A Hardening Enforcement Strategy
Over the past year, the Bureau has stressed that it is ready, willing and able to challenge mergers through litigation before the Tribunal. While, overall, merger litigation remains uncommon in Canada, the number of cases brought by the Bureau to the Tribunal has demonstrably increased. In the 13 years since Canada’s merger review regime was last meaningfully amended in 2009, the Bureau has challenged nine mergers; however, three of these have been brought since 2021 (Secure / Tervita, GFL / Terrapure and Rogers / Shaw), with the Tribunal hearing two of these cases in 2022 (GFL / Terrapure was ultimately resolved through a consent agreement). However, this litigation-ready posture does not necessarily translate into success before the Tribunal: in November 2022, it was announced that the Bureau had lost its challenge of the Parrish & Heimbecker / Louis Dreyfus grain handling merger on account of having failed to prove the merger would lessen competition substantially.
Notwithstanding this setback, other merger litigation continues:
- Rogers / Shaw. In fall 2022, the Tribunal heard the Bureau’s challenge of the $26 billion merger between Rogers Communications Inc. and Shaw Communications Inc., two of Canada’s leading telecommunications companies. The Bureau persisted with litigation notwithstanding a substantial structural remedy offer from Rogers, which would have seen it divest Shaw’s Freedom Mobile wireless business. On December 29, the Tribunal dismissed the Commissioner’s application. The Bureau has filed an appeal of the Tribunal’s decision with the Federal Court of Appeal.
- Secure / Tervita. In spring 2022, the Tribunal heard the Bureau’s challenge of the proposed merger between two players in the waste sector, Secure Energy Services Inc. and Tervita Corporation. The case is likely to turn on the Competition Act’s mergers efficiencies defence, a provision that has been subject to sharp criticism from the Commissioner and which has been called out as an area of potential reform as the government considers further amendments to the Competition Act in 2023.
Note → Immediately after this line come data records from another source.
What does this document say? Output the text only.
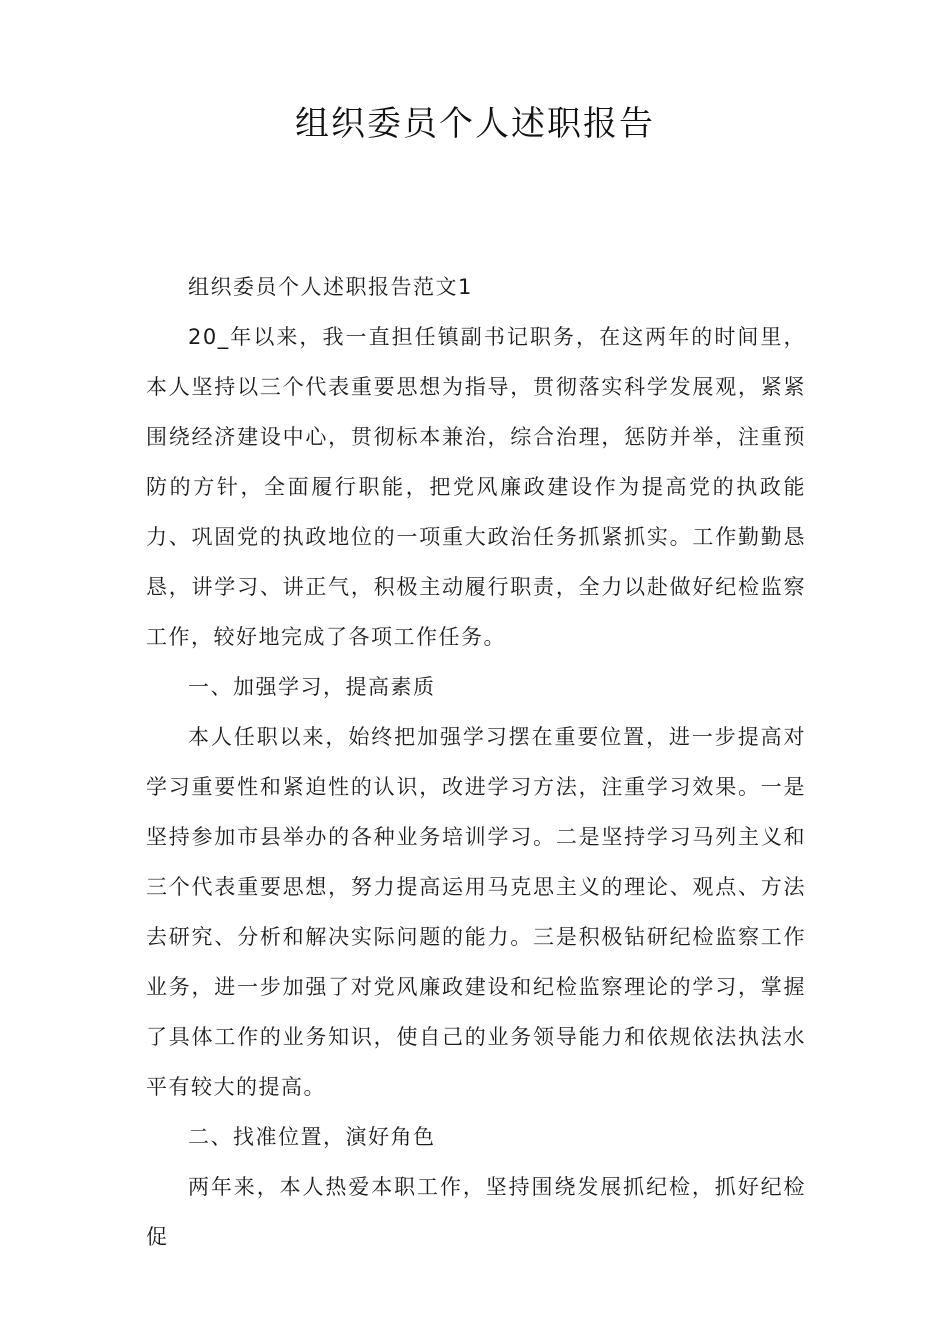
组织委员个人述职报告

组织委员个人述职报告范文1

20_年以来，我一直担任镇副书记职务，在这两年的时间里，本人坚持以三个代表重要思想为指导，贯彻落实科学发展观，紧紧围绕经济建设中心，贯彻标本兼治，综合治理，惩防并举，注重预防的方针，全面履行职能，把党风廉政建设作为提高党的执政能力、巩固党的执政地位的一项重大政治任务抓紧抓实。工作勤勤恳恳，讲学习、讲正气，积极主动履行职责，全力以赴做好纪检监察工作，较好地完成了各项工作任务。

一、加强学习，提高素质

本人任职以来，始终把加强学习摆在重要位置，进一步提高对学习重要性和紧迫性的认识，改进学习方法，注重学习效果。一是坚持参加市县举办的各种业务培训学习。二是坚持学习马列主义和三个代表重要思想，努力提高运用马克思主义的理论、观点、方法去研究、分析和解决实际问题的能力。三是积极钻研纪检监察工作业务，进一步加强了对党风廉政建设和纪检监察理论的学习，掌握了具体工作的业务知识，使自己的业务领导能力和依规依法执法水平有较大的提高。

二、找准位置，演好角色

两年来，本人热爱本职工作，坚持围绕发展抓纪检，抓好纪检促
In parallel, the Bureau has also continued to demonstrate its openness to resolving merger concerns on a consensual basis, entering into seven consent agreements in 2022, each providing a structural remedy. While generally in line with the number of consent agreements registered annually, it does represent a steady increase over recent years, with three and four consent agreements being registered in 2020 and 2021, respectively.